After the biggest and fastest correction of the rally to date, the market again surged to new highs this week before trading back below. After no follow-through to the downside the last several weeks, it was time again for buyers to overwhelm the sellers in this resilient market. Despite a 10.2% unemployment rate, a troubling benchmark for the economy, select big tech stocks led the market higher.
Once the market took back the 1075-1080 zone--which was the broken trendline--a move back to highs was in the cards. Bears started to get excited during the most recent retracement, but the market has continued to signal its intent to go higher until something drastic changes. With the Federal Reserve FOMC keeping the Fed Funds target rate at 0-0.25%, investors are continuing to borrow dollars to invest in equities.
Stocks like AMZN and GOOG led the way in this move making new highs, while GS lagged this time around. Gold continued to run higher before pulling back in, and if the correction continues we will look for more opportunities to enter into a larger Gold position at more reasonable levels. Oil is basing in its upper range, and will likely get some resolution in the coming weeks.
At this point it is foolish to doubt the validity of this rally, but there are causes for caution in the most recent bounce. There is no clear leader in this move. GS has lagged and tried to play catch-up. Select tech stocks have made highs, but overall this high growth sector has not lead to surge. Volume has been somewhat light on bounces.

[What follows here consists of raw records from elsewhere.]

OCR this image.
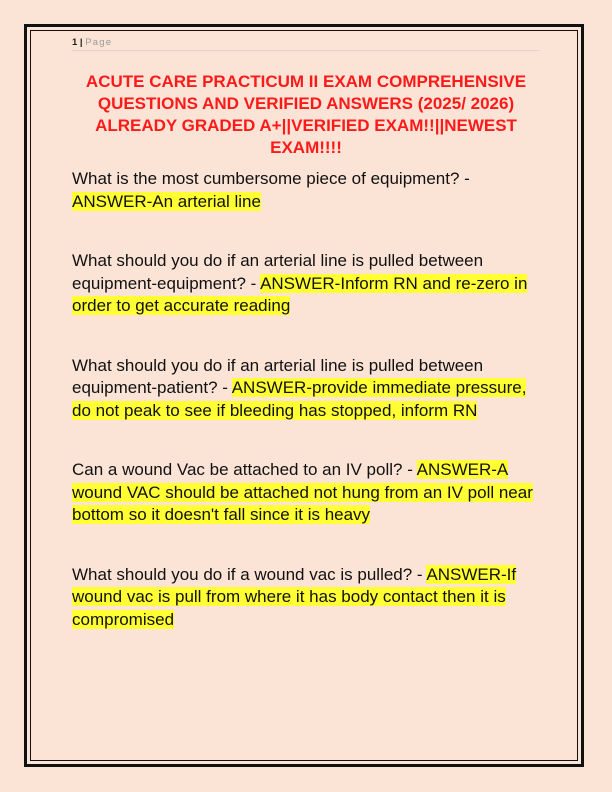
1 | Page

ACUTE CARE PRACTICUM II EXAM COMPREHENSIVE QUESTIONS AND VERIFIED ANSWERS (2025/ 2026) ALREADY GRADED A+||VERIFIED EXAM!!||NEWEST EXAM!!!!

What is the most cumbersome piece of equipment? - ANSWER-An arterial line

What should you do if an arterial line is pulled between equipment-equipment? - ANSWER-Inform RN and re-zero in order to get accurate reading

What should you do if an arterial line is pulled between equipment-patient? - ANSWER-provide immediate pressure, do not peak to see if bleeding has stopped, inform RN

Can a wound Vac be attached to an IV poll? - ANSWER-A wound VAC should be attached not hung from an IV poll near bottom so it doesn't fall since it is heavy

What should you do if a wound vac is pulled? - ANSWER-If wound vac is pull from where it has body contact then it is compromised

Buying breakouts and shorting breakdowns has not worked. Right now it is important to take quick, measured trades rather than trying to trade with an opinion about what will happen next. The charts are beginning to round off somewhat, as new highs this week were met with a quick trade back below. It will be important to see how the market behaves in the coming weeks to see whether we can continue the climb into the new year.